Dyslexia is a neurological problem that effects the ability to read, write and spell. Many dyslexics also have a very limited short-term memory and often children with dyslexia are clumsy. The cause of dyslexia is not known but several different areas of the brain have been identified as being different from non-dyslexics. Over recent years a lot of evidence points to the cerebellum as being the cause of dyslexia.
Symptoms of Dyslexia
The sad fact is that most children are only diagnosed with dyslexia after several years of struggling at school. Learning to read, write and spell are not related to intelligence so any child in a mainstream school who is behind their peers at language skills, whether they be verbal or written, should be considered for dyslexia testing.

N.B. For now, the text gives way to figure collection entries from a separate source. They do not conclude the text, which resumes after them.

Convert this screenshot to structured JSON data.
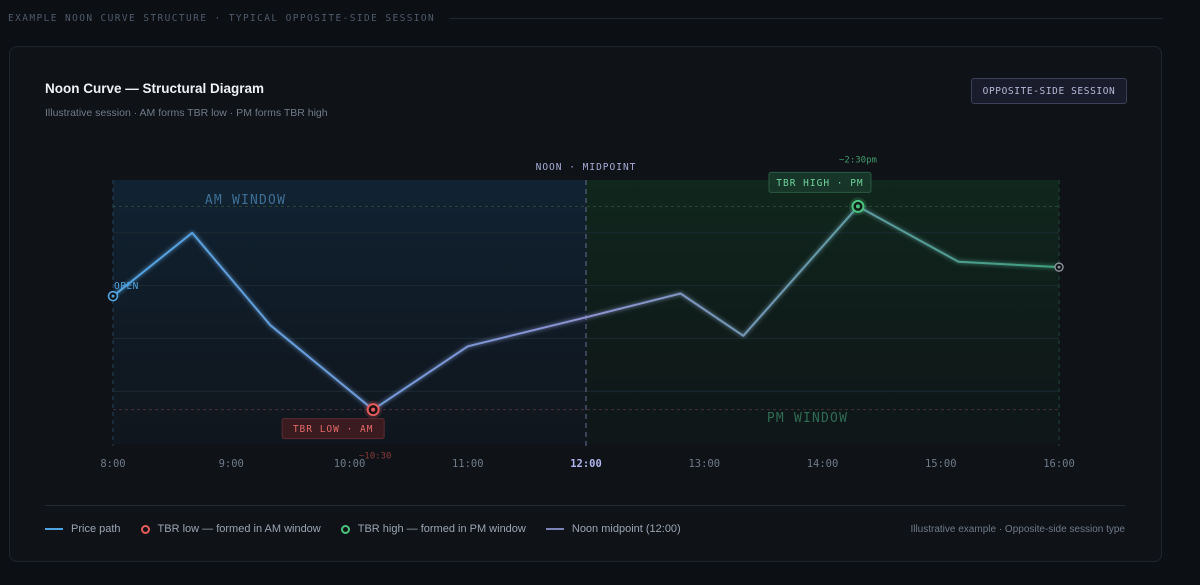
{
  "section_label": "EXAMPLE NOON CURVE STRUCTURE · TYPICAL OPPOSITE-SIDE SESSION",
  "card": {
    "title": "Noon Curve — Structural Diagram",
    "subtitle": "Illustrative session · AM forms TBR low · PM forms TBR high",
    "tag": "OPPOSITE-SIDE SESSION"
  },
  "colors": {
    "am_line": "#4fa3e0",
    "pm_line": "#3fa07e",
    "mid_line": "#8e93d1",
    "low": "#e65b5b",
    "high": "#4cc27f",
    "midpoint": "#7c83b8"
  },
  "chart_data": {
    "type": "line",
    "title": "Noon Curve — Structural Diagram",
    "x_ticks": [
      "8:00",
      "9:00",
      "10:00",
      "11:00",
      "12:00",
      "13:00",
      "14:00",
      "15:00",
      "16:00"
    ],
    "highlight_tick": "12:00",
    "x_range_hours": [
      8,
      16
    ],
    "y_range": [
      0,
      100
    ],
    "series": [
      {
        "name": "Price path",
        "x": [
          8.0,
          8.67,
          9.33,
          10.2,
          11.0,
          12.0,
          12.8,
          13.33,
          14.3,
          15.15,
          16.0
        ],
        "y": [
          56,
          80,
          45,
          13,
          37,
          48,
          57,
          41,
          90,
          69,
          67
        ]
      }
    ],
    "windows": [
      {
        "name": "AM WINDOW",
        "from": 8,
        "to": 12
      },
      {
        "name": "PM WINDOW",
        "from": 12,
        "to": 16
      }
    ],
    "midpoint": {
      "x": 12,
      "label": "NOON · MIDPOINT"
    },
    "annotations": {
      "open_label": "OPEN",
      "low_label": "TBR LOW · AM",
      "low_time": "~10:30",
      "high_label": "TBR HIGH · PM",
      "high_time": "~2:30pm"
    }
  },
  "legend": {
    "price": "Price path",
    "low": "TBR low — formed in AM window",
    "high": "TBR high — formed in PM window",
    "mid": "Noon midpoint (12:00)",
    "note": "Illustrative example · Opposite-side session type"
  }
}
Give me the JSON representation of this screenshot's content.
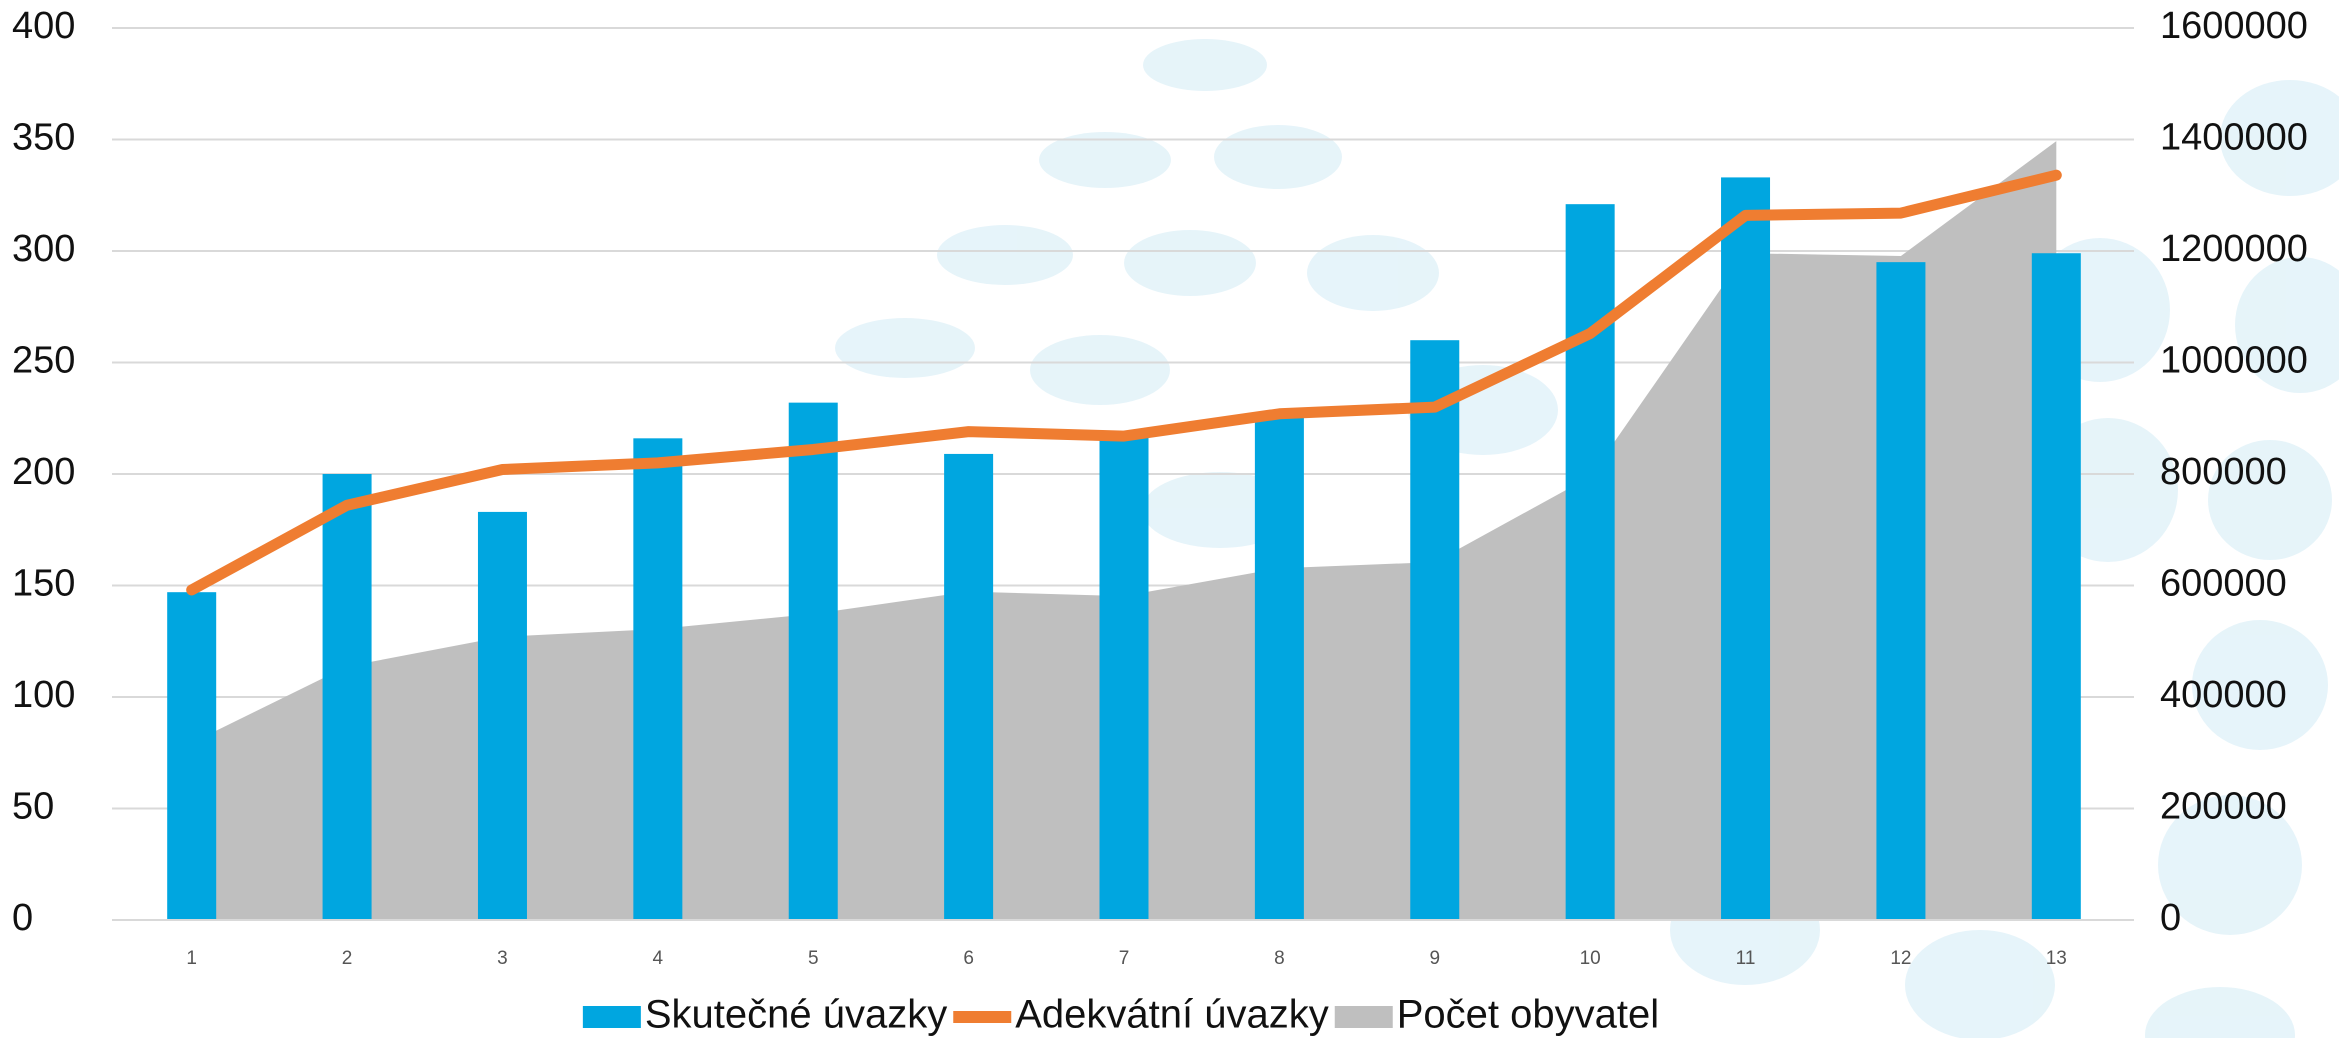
{
  "chart_data": {
    "type": "bar",
    "categories": [
      "1",
      "2",
      "3",
      "4",
      "5",
      "6",
      "7",
      "8",
      "9",
      "10",
      "11",
      "12",
      "13"
    ],
    "series": [
      {
        "name": "Skutečné úvazky",
        "type": "bar",
        "color": "#00a6e0",
        "values": [
          147,
          200,
          183,
          216,
          232,
          209,
          218,
          227,
          260,
          321,
          333,
          295,
          299
        ]
      },
      {
        "name": "Adekvátní úvazky",
        "type": "line",
        "color": "#ef7d31",
        "values": [
          148,
          186,
          202,
          205,
          211,
          219,
          217,
          227,
          230,
          263,
          316,
          317,
          334
        ]
      },
      {
        "name": "Počet obyvatel",
        "type": "area",
        "axis": "y2",
        "color": "#bfbfbf",
        "values": [
          318000,
          455000,
          508000,
          522000,
          549000,
          589000,
          581000,
          631000,
          642000,
          795000,
          1196000,
          1191000,
          1397000
        ]
      }
    ],
    "ylim": [
      0,
      400
    ],
    "yticks": [
      0,
      50,
      100,
      150,
      200,
      250,
      300,
      350,
      400
    ],
    "y2lim": [
      0,
      1600000
    ],
    "y2ticks": [
      0,
      200000,
      400000,
      600000,
      800000,
      1000000,
      1200000,
      1400000,
      1600000
    ],
    "grid": true,
    "legend": "bottom"
  }
}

A dyslexic child will often have problems with their five senses, especially vision and hearing. Dyslexics may find it difficult to hear exactly what is being said so they become isolate as they are unable to keep up with their classmates conversations. Sometimes their hearing will be over sensitive and they choose to spend a lot of time alone to avoid the shouts and boisterous behavior of other children. Other problems with their senses may be sensitivity to bright light, particular smells and the feel of certain fabrics. Other dyslexia signs can show themselves in general clumsiness, under achievement in sports and a tendency to motion sickness. These indicate an under-developed cerebellum or weak vestibular balance system.
Schools are often reluctant to send children for dyslexia testing because its expensive and if the child is dyslexic they will require additional teaching time. Consequently too many children are not diagnosed until their problems are too serious to ignore. Many parents resort to paying for it themselves through bodies like the British Dyslexia Association.
Technology is allowing children to be tested earlier. Dyslexia screening, using software such as Lucid Dyslexia Screening is an effective first step towards early diagnosis. However a full dyslexia test will still be required.
The Future for Dyslexic Children
Dyslexia is a handicap and makes everyday activities harder. Some studies have shown that the dyslexic's brain needs to work ten to twenty times harder than a non-dyslexic brain to achieve the same goal. This constant extra effort is one of the reasons why so many dyslexic children fail at school. However some people believe that dyslexia is a gift, alleging that it bestows some sort of extra creativity.
The simple truth is that dyslexic children's long-term quality of life is very heavily dependent on how early they are diagnosed and how good their treatment is. The Curse of Illiteracy in our computer dependent society carries a very high price.
There are many dyslexia treatments available. Many are designed to teach reading to dyslexics. Other focus on the balance and coordination in an attempt to tackle the root causes of dyslexia. Some offer apparently easy ways to tackle dyslexia through dietary supplements such as omega-3.
Very few dyslexia treatments have had rigorous scientific testing to prove they work so selecting the right treatment amongst all the different claims can be difficult. Even among the proven treatments, a particular treatment may work on one person but not on another. The Log Jam Hypothesis suggests that multiple different approaches will be required before a dyslexic child is set free of their disability.